The watch list was assembled by taking roughly equal dollar amounts (rounded to the nearest share) of each security as of June 24, 2006. At the end of each calendar quarter we may or may not add/remove names from the list. However, we will not adjust the number of shares subsequent to the initial purchase except under extreme circumstances. Winners will be left to run for the most part and will constitute an ever-greater influence on the overall portfolio. To try to prevent excessive trading we will deduct a $10 per trade commission that will go against the watch list’s performance.
It is something we will track. Our plan is to update the performance weekly, and compare it to several major benchmarks. It may do better. It may do worse. We don’t know.

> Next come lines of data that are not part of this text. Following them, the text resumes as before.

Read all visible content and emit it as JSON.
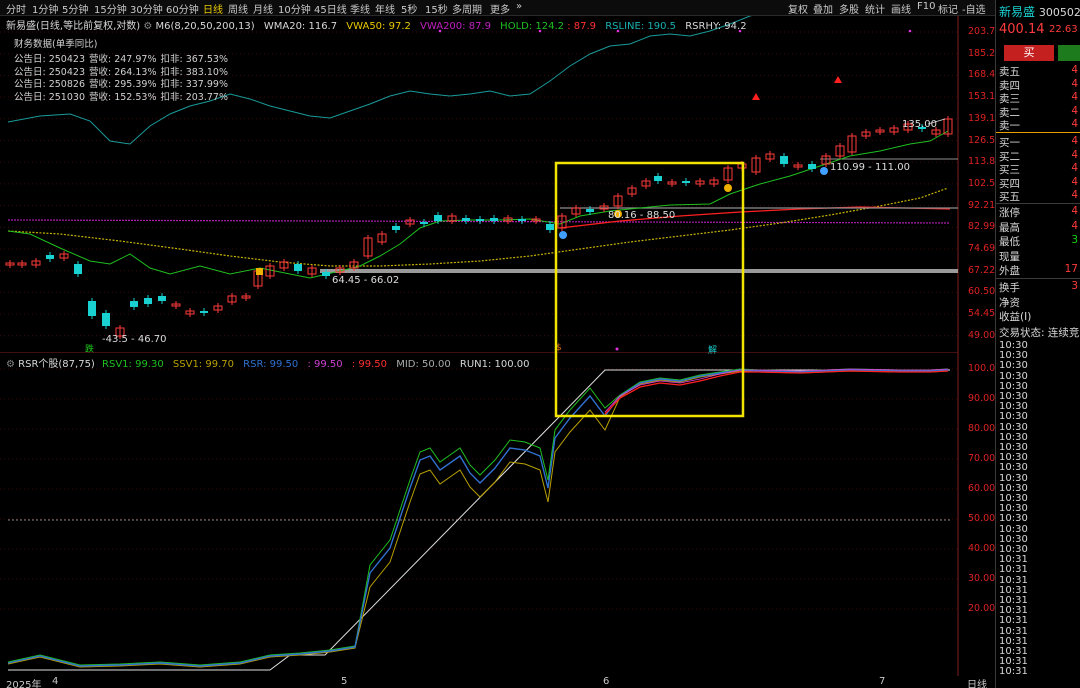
{
  "toolbar": {
    "periods": [
      "分时",
      "1分钟",
      "5分钟",
      "15分钟",
      "30分钟",
      "60分钟",
      "日线",
      "周线",
      "月线",
      "10分钟",
      "45日线",
      "季线",
      "年线",
      "5秒",
      "15秒",
      "多周期",
      "更多"
    ],
    "active_period": "日线",
    "tools": [
      "复权",
      "叠加",
      "多股",
      "统计",
      "画线",
      "F10",
      "标记",
      "-自选"
    ],
    "window_icons": [
      "‹",
      "›",
      "⊡",
      "✕"
    ]
  },
  "main_header": {
    "name": "新易盛(日线,等比前复权,对数)",
    "m6": "M6(8,20,50,200,13)",
    "wma20_label": "WMA20: 116.7",
    "vwa50_label": "VWA50: 97.2",
    "vwa200_label": "VWA200: 87.9",
    "hold_label": "HOLD: 124.2",
    "hold2_label": ": 87.9",
    "rsline_label": "RSLINE: 190.5",
    "rsrhy_label": "RSRHY: 94.2"
  },
  "financials": {
    "title": "财务数据(单季同比)",
    "rows": [
      {
        "date": "公告日: 250423",
        "rev": "营收: 247.97%",
        "net": "扣非: 367.53%"
      },
      {
        "date": "公告日: 250423",
        "rev": "营收: 264.13%",
        "net": "扣非: 383.10%"
      },
      {
        "date": "公告日: 250826",
        "rev": "营收: 295.39%",
        "net": "扣非: 337.99%"
      },
      {
        "date": "公告日: 251030",
        "rev": "营收: 152.53%",
        "net": "扣非: 203.77%"
      }
    ]
  },
  "price_axis": [
    "203.7",
    "185.2",
    "168.4",
    "153.1",
    "139.1",
    "126.5",
    "113.8",
    "102.5",
    "92.21",
    "82.99",
    "74.69",
    "67.22",
    "60.50",
    "54.45",
    "49.00"
  ],
  "annotations": {
    "low_range": "-43.5 - 46.70",
    "range1": "64.45 - 66.02",
    "range2": "80.16 - 88.50",
    "range3": "110.99 - 111.00",
    "peak": "135.00",
    "fall_badge": "跌",
    "marker_s": "$",
    "marker_k": "解"
  },
  "rsr_header": {
    "name": "RSR个股(87,75)",
    "rsv1": "RSV1: 99.30",
    "ssv1": "SSV1: 99.70",
    "rsr": "RSR: 99.50",
    "v4": ": 99.50",
    "v5": ": 99.50",
    "mid": "MID: 50.00",
    "run1": "RUN1: 100.00"
  },
  "rsr_axis": [
    "100.0",
    "90.00",
    "80.00",
    "70.00",
    "60.00",
    "50.00",
    "40.00",
    "30.00",
    "20.00"
  ],
  "x_axis": {
    "labels": [
      "2025年",
      "4",
      "5",
      "6",
      "7"
    ],
    "right_label": "日线"
  },
  "quote": {
    "name": "新易盛",
    "code": "300502",
    "price": "400.14",
    "change": "22.63",
    "buy_label": "买",
    "asks": [
      "卖五",
      "卖四",
      "卖三",
      "卖二",
      "卖一"
    ],
    "bids": [
      "买一",
      "买二",
      "买三",
      "买四",
      "买五"
    ],
    "book_vals": [
      "4",
      "4",
      "4",
      "4",
      "4",
      "4",
      "4",
      "4",
      "4",
      "4"
    ],
    "stats": [
      {
        "label": "涨停",
        "val": "4"
      },
      {
        "label": "最高",
        "val": "4"
      },
      {
        "label": "最低",
        "val": "3"
      },
      {
        "label": "现量",
        "val": ""
      },
      {
        "label": "外盘",
        "val": "17"
      }
    ],
    "stats2": [
      {
        "label": "换手",
        "val": "3"
      },
      {
        "label": "净资",
        "val": ""
      },
      {
        "label": "收益(I)",
        "val": ""
      }
    ],
    "trade_state": "交易状态: 连续竞",
    "ticks": [
      "10:30",
      "10:30",
      "10:30",
      "10:30",
      "10:30",
      "10:30",
      "10:30",
      "10:30",
      "10:30",
      "10:30",
      "10:30",
      "10:30",
      "10:30",
      "10:30",
      "10:30",
      "10:30",
      "10:30",
      "10:30",
      "10:30",
      "10:30",
      "10:30",
      "10:31",
      "10:31",
      "10:31",
      "10:31",
      "10:31",
      "10:31",
      "10:31",
      "10:31",
      "10:31",
      "10:31",
      "10:31",
      "10:31"
    ]
  },
  "colors": {
    "up": "#ff3b3b",
    "down": "#19d1d1",
    "highlight_box": "#f2e400",
    "ma_green": "#1fbf1f",
    "ma_purple": "#b01fb0",
    "ma_yellow": "#c8b400",
    "ma_red": "#ff2020",
    "cyan_line": "#1a9a9a"
  }
}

How the watch list was constructed: We ran a couple of screens to find stocks that appear to have attractive attributes. Then we picked names from these screens on the basis of both relative attractiveness according to these traits and familiarity to us. Pretty unscientific stuff, here. Mostly we wanted to get a group of names that included representatives from every sector. We also wanted to get a spectrum that included various market capitalizations and also included a few foreign stocks. In the end, although the average market cap of $10 billion would indicate a mid- to large-cap portfolio, the median market cap of $1.3 billion shows that the vast majority of the names are small-cap. This wasn’t by design, it just seemed like more small-cap names made it through our screens. So be it.